Stanford University

JOURNAL ARTICLE

Increasing Low-income Broadband Adoption Through Private Incentives

Gregory Rosston
Scott J. Wallsten

Telecommunications Policy
Volume 44, Issue 9
October 2020

Show buttons

We evaluate a program by a private Internet Service Provider (ISP) intended to encourage low-income households to subscribe to broadband internet service. As part of its approval of the Comcast-NBCU merger in 2011, the Federal Communications Commission (FCC) mandated a “voluntary commitment” by Comcast to introduce a low-income broadband program that Comcast has branded “Internet Essentials (IE).” We use data from the U.S. Census Current Population Survey (CPS) and the National Broadband Map and a differences-in-differences approach to evaluate the program’s effects on subscription rates for eligible households.

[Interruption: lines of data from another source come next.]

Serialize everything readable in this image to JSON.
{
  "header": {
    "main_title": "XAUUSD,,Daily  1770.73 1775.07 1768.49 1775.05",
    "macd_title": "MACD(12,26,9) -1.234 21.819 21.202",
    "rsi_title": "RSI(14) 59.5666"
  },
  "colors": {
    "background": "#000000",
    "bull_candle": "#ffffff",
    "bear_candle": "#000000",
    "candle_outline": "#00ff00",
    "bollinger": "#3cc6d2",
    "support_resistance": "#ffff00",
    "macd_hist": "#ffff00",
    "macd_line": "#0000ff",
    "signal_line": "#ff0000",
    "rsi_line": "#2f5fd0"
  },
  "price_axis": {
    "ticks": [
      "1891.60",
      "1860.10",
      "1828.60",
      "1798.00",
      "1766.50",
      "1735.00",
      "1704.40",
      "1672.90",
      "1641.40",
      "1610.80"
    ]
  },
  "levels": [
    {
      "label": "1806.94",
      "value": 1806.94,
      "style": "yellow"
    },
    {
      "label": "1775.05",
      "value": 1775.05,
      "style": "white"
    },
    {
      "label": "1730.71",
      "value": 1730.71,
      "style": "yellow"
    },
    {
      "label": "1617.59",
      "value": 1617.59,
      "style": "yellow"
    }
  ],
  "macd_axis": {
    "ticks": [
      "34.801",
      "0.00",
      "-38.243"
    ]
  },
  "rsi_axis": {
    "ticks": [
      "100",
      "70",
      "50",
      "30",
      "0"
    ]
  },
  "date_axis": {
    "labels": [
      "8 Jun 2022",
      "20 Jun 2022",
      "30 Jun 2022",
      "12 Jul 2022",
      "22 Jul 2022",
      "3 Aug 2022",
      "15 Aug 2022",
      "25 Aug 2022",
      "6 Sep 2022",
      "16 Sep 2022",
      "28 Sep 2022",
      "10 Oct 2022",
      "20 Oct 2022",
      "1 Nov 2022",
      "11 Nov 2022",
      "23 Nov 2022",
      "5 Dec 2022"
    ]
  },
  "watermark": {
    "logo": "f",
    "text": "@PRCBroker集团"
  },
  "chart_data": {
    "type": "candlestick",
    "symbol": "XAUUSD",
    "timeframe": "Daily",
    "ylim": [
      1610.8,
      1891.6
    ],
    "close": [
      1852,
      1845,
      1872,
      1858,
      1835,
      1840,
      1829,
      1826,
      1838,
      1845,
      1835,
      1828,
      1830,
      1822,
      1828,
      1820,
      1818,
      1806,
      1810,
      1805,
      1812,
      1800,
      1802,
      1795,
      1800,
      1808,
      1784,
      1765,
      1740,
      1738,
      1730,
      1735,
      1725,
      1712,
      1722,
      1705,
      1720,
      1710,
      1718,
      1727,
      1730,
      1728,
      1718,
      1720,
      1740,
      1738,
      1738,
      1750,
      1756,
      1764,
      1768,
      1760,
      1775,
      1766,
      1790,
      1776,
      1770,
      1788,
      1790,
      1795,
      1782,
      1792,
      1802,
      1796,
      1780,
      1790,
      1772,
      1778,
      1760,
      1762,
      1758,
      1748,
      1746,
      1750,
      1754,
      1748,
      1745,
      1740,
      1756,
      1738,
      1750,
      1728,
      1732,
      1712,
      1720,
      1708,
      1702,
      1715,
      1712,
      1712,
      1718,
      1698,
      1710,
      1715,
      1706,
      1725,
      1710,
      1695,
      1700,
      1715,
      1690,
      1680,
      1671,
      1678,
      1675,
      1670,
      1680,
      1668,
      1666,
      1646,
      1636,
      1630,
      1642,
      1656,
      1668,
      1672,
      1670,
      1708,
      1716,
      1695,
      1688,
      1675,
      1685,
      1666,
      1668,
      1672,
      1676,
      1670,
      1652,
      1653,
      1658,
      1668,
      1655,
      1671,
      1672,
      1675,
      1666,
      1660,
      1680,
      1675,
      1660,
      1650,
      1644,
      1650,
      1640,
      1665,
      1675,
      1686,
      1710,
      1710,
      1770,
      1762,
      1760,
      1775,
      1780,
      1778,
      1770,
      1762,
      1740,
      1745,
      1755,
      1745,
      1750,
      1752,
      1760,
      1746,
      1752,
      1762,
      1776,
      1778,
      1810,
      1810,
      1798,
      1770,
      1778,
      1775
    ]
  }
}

We find that between 2011, when the program began, and 2015, broadband adoption by eligible households—those with school-age children who were eligible for free or reduced-price school lunches—had increased by more among households that lived in areas in which Comcast provided broadband internet service than among households that lived in areas served by other cable providers.

In our difference-in-differences approach, we estimate that about 66 percent of IE subscribers represent true increases in low-income adoption as a result of the program, with the remaining subscribers being households that switched from a competitor and households that would have subscribed as part of a general upward trend in adoption.

We find that CPS survey respondents in IE eligible households had small and insignificant increases their likelihood of taking online courses or job training in Comcast territory relative to similar households residing in the territories of other cable providers and they showed no difference in the propensity to apply for jobs online. These results provide no evidence to support internet literacy training.

We also did not find robust effects of some of the program’s other components. In particular, IE makes computers available for $150, but we found no difference in the change in low-income computer ownership across cable territories. As a result, it would be hard to conclude that subsidized computers made a difference in broadband subscription despite the visceral appeal of such programs.